At a gathering in London aimed at attracting private investment, Starmer emphasized the government’s commitment to streamlining planning processes, enhancing regulations to encourage innovation, and ensuring the provision of affordable, sustainable energy. “We will make sure that every regulator in this country—especially our economic and competition regulators—takes growth as seriously as this room does,” he asserted, underscoring the role of the Competition and Markets Authority (CMA) in fostering a more growth-oriented environment, according to Reuters.
Starmer’s administration has faced challenges in its early days, particularly with investor uncertainty surrounding tax implications ahead of the government’s upcoming budget.
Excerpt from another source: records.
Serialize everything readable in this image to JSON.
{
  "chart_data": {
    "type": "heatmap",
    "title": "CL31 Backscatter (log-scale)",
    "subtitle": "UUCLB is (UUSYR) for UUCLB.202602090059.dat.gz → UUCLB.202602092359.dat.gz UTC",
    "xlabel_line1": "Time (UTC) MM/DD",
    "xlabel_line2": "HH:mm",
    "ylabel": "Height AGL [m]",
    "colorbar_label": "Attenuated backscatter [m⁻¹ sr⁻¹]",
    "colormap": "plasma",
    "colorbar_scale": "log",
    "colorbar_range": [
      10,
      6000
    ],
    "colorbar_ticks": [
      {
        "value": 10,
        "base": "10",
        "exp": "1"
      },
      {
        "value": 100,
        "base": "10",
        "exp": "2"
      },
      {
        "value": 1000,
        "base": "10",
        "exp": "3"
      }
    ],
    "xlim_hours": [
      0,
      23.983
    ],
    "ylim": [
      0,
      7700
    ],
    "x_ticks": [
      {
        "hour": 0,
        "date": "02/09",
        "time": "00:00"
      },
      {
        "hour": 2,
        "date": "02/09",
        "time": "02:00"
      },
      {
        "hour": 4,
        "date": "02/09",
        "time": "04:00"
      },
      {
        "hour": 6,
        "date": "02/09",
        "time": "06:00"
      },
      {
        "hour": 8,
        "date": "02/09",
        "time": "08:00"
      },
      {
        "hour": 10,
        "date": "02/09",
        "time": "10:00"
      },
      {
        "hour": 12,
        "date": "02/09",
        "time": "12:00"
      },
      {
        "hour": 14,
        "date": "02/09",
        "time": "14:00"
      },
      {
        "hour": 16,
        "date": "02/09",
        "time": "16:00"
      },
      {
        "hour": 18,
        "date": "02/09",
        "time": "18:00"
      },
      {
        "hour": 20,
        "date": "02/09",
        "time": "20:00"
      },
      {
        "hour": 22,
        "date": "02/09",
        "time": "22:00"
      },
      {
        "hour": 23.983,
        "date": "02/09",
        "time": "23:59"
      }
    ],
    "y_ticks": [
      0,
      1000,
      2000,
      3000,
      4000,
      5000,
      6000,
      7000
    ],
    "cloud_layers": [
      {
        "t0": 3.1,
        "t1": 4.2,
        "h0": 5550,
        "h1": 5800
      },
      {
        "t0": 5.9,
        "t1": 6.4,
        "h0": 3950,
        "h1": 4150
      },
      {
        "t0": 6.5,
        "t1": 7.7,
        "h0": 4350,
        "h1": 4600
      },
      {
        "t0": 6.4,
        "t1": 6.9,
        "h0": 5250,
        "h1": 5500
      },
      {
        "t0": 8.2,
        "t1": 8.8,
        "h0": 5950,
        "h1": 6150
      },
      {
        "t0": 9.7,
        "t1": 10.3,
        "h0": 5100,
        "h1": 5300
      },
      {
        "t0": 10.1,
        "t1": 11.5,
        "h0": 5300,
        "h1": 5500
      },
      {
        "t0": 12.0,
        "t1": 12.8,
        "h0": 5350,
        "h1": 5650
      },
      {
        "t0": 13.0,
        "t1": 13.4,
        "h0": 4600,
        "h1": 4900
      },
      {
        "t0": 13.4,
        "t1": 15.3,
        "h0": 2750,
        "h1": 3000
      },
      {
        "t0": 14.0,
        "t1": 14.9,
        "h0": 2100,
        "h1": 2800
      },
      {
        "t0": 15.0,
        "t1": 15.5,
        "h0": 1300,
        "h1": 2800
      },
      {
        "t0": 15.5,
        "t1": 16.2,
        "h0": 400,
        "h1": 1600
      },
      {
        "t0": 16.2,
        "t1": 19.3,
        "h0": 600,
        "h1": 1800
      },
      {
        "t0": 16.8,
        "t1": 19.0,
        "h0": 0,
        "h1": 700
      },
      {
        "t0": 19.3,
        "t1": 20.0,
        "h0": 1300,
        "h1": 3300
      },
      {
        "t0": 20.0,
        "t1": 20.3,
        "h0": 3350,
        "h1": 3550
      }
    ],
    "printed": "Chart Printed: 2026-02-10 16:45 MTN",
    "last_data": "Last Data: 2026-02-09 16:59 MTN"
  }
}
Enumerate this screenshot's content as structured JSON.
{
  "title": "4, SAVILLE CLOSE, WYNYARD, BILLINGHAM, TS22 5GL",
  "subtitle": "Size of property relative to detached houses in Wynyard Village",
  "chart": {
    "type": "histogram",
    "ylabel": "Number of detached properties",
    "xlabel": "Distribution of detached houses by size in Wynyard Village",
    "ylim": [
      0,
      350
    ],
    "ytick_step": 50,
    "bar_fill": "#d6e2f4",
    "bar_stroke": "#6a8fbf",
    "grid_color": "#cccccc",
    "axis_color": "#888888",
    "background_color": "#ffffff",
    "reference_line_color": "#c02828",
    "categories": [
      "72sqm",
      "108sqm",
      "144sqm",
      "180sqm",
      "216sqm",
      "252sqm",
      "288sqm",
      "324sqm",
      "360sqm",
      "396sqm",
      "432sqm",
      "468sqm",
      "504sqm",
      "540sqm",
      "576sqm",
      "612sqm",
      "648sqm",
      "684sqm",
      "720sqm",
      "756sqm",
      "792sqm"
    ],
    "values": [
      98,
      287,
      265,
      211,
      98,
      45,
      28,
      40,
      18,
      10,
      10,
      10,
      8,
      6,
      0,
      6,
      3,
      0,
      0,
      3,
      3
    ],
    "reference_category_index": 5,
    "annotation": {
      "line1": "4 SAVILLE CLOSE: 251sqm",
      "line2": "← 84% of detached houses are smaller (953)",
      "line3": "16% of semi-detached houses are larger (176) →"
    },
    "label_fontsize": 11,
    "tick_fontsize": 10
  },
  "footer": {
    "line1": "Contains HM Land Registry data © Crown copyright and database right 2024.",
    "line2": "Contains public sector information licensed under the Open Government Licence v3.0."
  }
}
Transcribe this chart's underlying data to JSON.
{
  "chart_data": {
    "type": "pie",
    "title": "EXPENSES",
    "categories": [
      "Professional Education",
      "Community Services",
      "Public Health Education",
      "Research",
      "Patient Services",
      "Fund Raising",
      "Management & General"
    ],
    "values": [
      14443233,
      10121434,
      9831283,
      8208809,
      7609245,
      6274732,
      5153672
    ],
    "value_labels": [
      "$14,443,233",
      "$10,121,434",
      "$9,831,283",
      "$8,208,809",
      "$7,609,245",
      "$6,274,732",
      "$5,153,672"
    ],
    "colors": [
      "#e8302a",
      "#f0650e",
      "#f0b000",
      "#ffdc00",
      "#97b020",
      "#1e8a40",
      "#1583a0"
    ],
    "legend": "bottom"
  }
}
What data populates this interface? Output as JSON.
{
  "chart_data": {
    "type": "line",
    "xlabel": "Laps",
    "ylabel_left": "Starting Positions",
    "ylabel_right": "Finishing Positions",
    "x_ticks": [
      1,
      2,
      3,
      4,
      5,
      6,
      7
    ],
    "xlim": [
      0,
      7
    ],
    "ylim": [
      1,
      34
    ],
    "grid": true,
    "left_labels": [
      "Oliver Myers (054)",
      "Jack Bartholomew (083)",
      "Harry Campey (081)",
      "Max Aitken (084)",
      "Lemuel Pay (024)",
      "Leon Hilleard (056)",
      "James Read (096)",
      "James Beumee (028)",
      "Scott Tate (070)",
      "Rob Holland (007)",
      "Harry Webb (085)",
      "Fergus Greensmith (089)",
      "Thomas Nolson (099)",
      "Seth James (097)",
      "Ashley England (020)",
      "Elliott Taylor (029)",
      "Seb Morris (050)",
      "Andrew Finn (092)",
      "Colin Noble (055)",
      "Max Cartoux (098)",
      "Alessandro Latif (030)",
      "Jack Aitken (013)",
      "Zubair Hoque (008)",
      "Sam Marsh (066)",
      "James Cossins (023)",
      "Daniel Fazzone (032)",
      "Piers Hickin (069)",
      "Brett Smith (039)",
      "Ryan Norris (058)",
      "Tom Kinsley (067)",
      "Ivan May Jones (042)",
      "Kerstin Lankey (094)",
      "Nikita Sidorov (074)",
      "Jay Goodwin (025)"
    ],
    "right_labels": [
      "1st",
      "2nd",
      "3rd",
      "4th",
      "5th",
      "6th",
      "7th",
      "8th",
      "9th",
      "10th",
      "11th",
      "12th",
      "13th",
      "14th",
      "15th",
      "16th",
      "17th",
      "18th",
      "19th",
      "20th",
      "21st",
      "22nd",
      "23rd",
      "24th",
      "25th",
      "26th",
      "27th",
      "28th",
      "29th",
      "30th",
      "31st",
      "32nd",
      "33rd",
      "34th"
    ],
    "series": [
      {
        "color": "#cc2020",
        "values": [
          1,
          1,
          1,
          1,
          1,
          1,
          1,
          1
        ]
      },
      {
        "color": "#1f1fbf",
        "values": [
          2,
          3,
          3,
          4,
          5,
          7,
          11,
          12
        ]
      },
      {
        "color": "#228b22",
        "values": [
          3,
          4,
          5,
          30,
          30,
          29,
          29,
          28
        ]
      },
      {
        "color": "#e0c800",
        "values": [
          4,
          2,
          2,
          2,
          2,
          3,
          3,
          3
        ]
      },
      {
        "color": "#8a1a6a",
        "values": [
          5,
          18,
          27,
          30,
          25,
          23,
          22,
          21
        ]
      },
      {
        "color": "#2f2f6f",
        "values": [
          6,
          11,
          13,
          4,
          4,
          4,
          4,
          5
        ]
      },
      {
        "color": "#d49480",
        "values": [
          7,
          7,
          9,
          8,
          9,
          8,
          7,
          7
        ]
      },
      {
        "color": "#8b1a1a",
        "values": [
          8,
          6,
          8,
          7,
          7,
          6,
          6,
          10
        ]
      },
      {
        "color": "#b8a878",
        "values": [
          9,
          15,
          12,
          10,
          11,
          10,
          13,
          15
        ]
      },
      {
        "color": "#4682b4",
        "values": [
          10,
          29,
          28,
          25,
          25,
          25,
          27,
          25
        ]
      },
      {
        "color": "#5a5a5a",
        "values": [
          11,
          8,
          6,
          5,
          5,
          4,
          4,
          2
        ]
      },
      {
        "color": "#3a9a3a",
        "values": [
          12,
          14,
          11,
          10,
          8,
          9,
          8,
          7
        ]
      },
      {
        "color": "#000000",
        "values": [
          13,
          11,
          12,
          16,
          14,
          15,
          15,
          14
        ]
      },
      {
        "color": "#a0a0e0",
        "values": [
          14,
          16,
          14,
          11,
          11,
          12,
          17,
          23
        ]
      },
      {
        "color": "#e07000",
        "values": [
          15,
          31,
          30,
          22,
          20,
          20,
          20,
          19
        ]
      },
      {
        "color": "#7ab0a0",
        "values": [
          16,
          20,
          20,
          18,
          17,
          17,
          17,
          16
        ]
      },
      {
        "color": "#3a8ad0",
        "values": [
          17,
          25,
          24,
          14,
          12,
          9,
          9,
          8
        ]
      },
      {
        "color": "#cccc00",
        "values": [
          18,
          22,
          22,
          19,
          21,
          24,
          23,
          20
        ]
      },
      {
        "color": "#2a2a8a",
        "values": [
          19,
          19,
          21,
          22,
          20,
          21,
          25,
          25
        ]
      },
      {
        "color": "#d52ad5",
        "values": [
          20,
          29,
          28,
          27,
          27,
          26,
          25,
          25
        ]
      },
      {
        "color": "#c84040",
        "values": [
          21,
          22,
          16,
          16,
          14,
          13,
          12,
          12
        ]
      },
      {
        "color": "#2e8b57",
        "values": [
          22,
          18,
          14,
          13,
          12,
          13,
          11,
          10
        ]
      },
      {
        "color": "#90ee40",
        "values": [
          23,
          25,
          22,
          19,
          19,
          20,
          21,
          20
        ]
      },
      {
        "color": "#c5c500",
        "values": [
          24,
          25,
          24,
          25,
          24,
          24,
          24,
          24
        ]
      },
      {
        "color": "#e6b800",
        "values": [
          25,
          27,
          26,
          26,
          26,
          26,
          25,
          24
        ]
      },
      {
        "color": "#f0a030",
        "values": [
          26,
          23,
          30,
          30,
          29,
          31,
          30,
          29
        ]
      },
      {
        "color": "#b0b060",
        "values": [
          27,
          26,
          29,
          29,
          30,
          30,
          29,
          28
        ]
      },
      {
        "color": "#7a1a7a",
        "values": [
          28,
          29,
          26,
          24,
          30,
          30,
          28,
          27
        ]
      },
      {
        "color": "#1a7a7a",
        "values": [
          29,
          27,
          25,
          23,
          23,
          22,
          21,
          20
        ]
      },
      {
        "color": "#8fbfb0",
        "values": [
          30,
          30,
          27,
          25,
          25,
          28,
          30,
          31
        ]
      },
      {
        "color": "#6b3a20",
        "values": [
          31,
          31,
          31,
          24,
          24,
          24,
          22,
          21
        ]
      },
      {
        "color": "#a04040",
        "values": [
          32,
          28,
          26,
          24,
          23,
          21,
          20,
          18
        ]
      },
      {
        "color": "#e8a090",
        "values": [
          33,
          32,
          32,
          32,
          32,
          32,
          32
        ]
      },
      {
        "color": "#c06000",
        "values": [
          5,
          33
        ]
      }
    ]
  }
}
Many investors have expressed frustration over the lengthy process required to develop critical infrastructure, a sentiment that has grown more pronounced since the 2016 Brexit referendum, which cast doubt on future trading conditions and led to years of political instability.
Recent data highlighted by Reuters revealed that foreign direct investment inflows in the UK hit a nine-year low of 2.7% of the economy in the second quarter of 2024, prompting urgency from the government to attract substantial capital. To this end, the Labour government defended its initial efforts to enhance workers’ rights while unveiling a comprehensive industrial strategy that encompasses vital areas such as skills development, research and development (R&D), energy supply, planning, and funding.
Amid calls for a more cohesive strategy, the government also announced plans to relax bank ring-fencing regulations, eliminate outdated reporting requirements for firms, and introduce a new National Wealth Fund. Business Minister Jonathan Reynolds emphasized that while there would be no “bonfire” of regulations, addressing the UK’s challenges in securing investment and constructing infrastructure is crucial.
However, regulatory reform is not the sole concern of investors. Market sentiments are shifting, with apprehensions growing about potential tax increases and additional borrowing to address a projected £22 billion shortfall in public finances ahead of the October 30 budget. Shadow Chancellor Rachel Reeves hinted at the possibility of raising social security contributions for employers, which could further unsettle investors.
Starmer assured the public that the upcoming budget would embody “the tough love of prudence,” while rejecting rumors that capital gains tax rates might soar to 39%. He remarked, “There’s been a lot of doom and gloom,” a sentiment echoed by Michael Mainelli, Lord Mayor of the City of London. Mainelli told Reuters that the government now has “the potential to really get shoulders to the wheel and do things,” signaling a shift in tone toward optimism about the UK’s economic future.